Coquitlam Centre is a shopping mall in Coquitlam, British Columbia, Canada, opened in 1979 and expanded in 2001. It is located at the southern edge of the Coquitlam Town Centre area, near Coquitlam Central station and several other smaller shopping centres. Coquitlam Centre is the largest mall in the Tri-Cities area, with an area of 84882.256 sqm and 200 stores and services.

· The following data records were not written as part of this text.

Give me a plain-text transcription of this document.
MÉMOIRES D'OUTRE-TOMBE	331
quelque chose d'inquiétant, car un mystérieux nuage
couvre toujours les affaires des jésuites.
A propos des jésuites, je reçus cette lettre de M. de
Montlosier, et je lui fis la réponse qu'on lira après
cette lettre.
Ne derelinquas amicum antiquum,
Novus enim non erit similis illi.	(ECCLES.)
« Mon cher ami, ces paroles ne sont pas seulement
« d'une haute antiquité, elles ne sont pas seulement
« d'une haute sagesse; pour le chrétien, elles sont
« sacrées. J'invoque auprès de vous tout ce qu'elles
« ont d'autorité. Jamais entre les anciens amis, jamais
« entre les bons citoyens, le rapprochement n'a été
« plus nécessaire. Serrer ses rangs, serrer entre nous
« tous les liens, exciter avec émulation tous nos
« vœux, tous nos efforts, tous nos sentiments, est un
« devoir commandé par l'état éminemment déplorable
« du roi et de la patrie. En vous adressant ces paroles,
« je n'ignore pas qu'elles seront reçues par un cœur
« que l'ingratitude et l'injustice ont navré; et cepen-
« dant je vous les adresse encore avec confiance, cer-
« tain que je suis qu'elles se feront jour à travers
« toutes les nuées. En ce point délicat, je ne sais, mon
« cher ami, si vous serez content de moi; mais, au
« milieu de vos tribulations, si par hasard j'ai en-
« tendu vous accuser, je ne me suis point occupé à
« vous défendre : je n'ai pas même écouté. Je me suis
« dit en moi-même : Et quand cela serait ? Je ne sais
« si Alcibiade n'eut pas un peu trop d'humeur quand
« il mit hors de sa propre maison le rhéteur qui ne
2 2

Coquitlam Centre is a super-regional sized shopping centre anchored by Walmart, Best Buy, Dollarama, London Drugs and T&T Supermarket.

==Transportation==
Coquitlam Centre's location was chosen because it is at the intersection of Lougheed Highway and Barnet Highway, two major regional thoroughfares which provide access to Highway 1. The mall is located across Barnet Highway from Coquitlam Central station – a major transportation hub for the area with a public bus interchange, West Coast Express commuter rail station, and a SkyTrain station.

On July 19, 2012, the federal government, the City of Coquitlam, and Coquitlam Centre finalized a deal that added Lincoln station to the route of the SkyTrain's Evergreen extension. Lincoln station is located next to the mall across Pinetree Way.

==Film and television==
The interior of the mall has been featured in several film and television productions, including the Academy Award-winning movie Juno, Ladies and Gentlemen, The Fabulous Stains, The Sisterhood of the Traveling Pants and Grumpy Cat's Worst Christmas Ever.